Era a José a quien él observaba atentamente, ese obrero de verdad, algo mayor, anónimo y pobre, que se vio un día casado con una mujer cuya primera infidelidad lo hizo padre; José, el carpintero, al que quisieron consolar con el cuento del espíritu santo y blabliblú. Ese carpintero agitaba en mi papá un terror propio, que ya debía haberse sosegado, pero que la Navidad actualizaba: el miedo a la estafa, y peor, a la obligación de aceptarla sin chistar, como pago de la deuda con su padre adoptivo.

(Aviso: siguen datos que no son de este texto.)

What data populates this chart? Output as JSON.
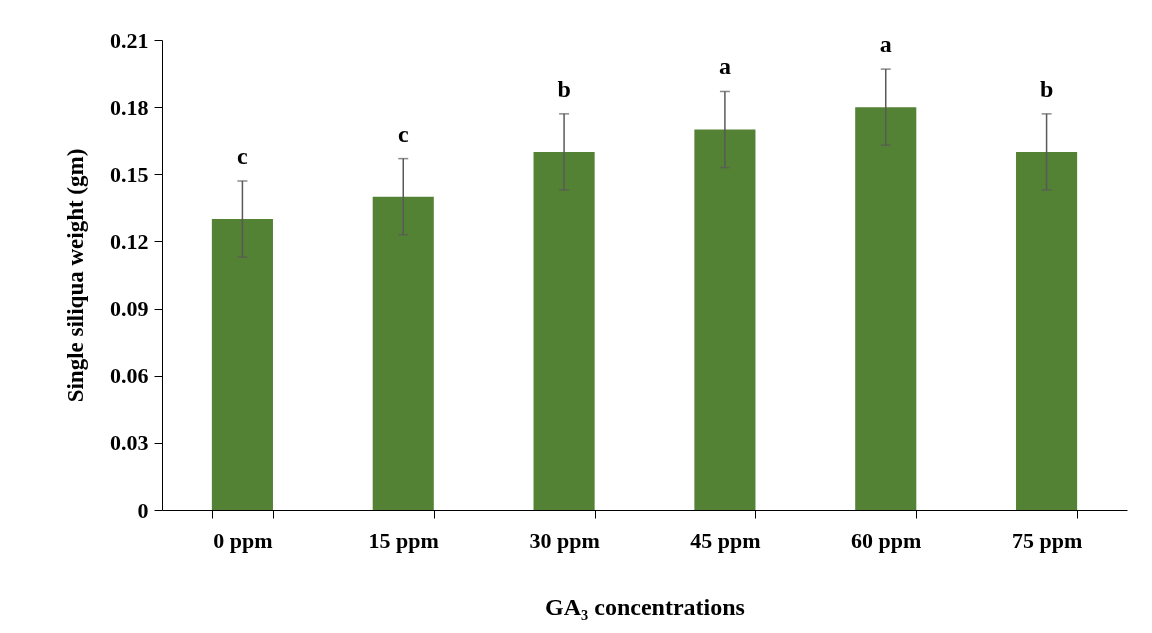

Porque aunque sus hijos estábamos ahí, sobre una vieja alfombra, haciendo adornos para el arbolito; aunque él acompañó a su mujer, ya no virgen, durante cada embarazo y asistió a los nacimientos, el primogénito, cuyo pelo por fortuna se fue oscureciendo y ondulando, después de haberlo obligado a dar enojosas explicaciones frente a las señoras en la calle, que cuestionaban su paternidad, ese primer hijo había nacido, para ocasionarle tristes reflexiones, un veinticinco de diciembre; y la mamá de ese niño, su mujer tan modosita, había barajado, para el niño navideño, entre otros menos rotundos, el nombre de Jesús, un nombre que mi papá podía interpretar como señal nefasta, como acertijo ladino, que lo obligaba a colocarse en el lugar de José, el carpintero engañado, que ya mismo podía ir tallando su cornamenta en madera de peteribí.

Los terrores, quién lo duda, son insensatos. En eso radica su condición aterradora. A veces, cuando uno consigue nombrarlos, se aplacan, disminuyen o se van. Mamá, por suerte, ingenuamente, ayudó a papá a espantar el miedo, accedió a sus ruegos y cambió el nombre poderoso de Jesús por el Ariel más prosaico. Qué nombre más insulso, habrá pensado mamá; no significa nada, no tiene ningún significado para nadie.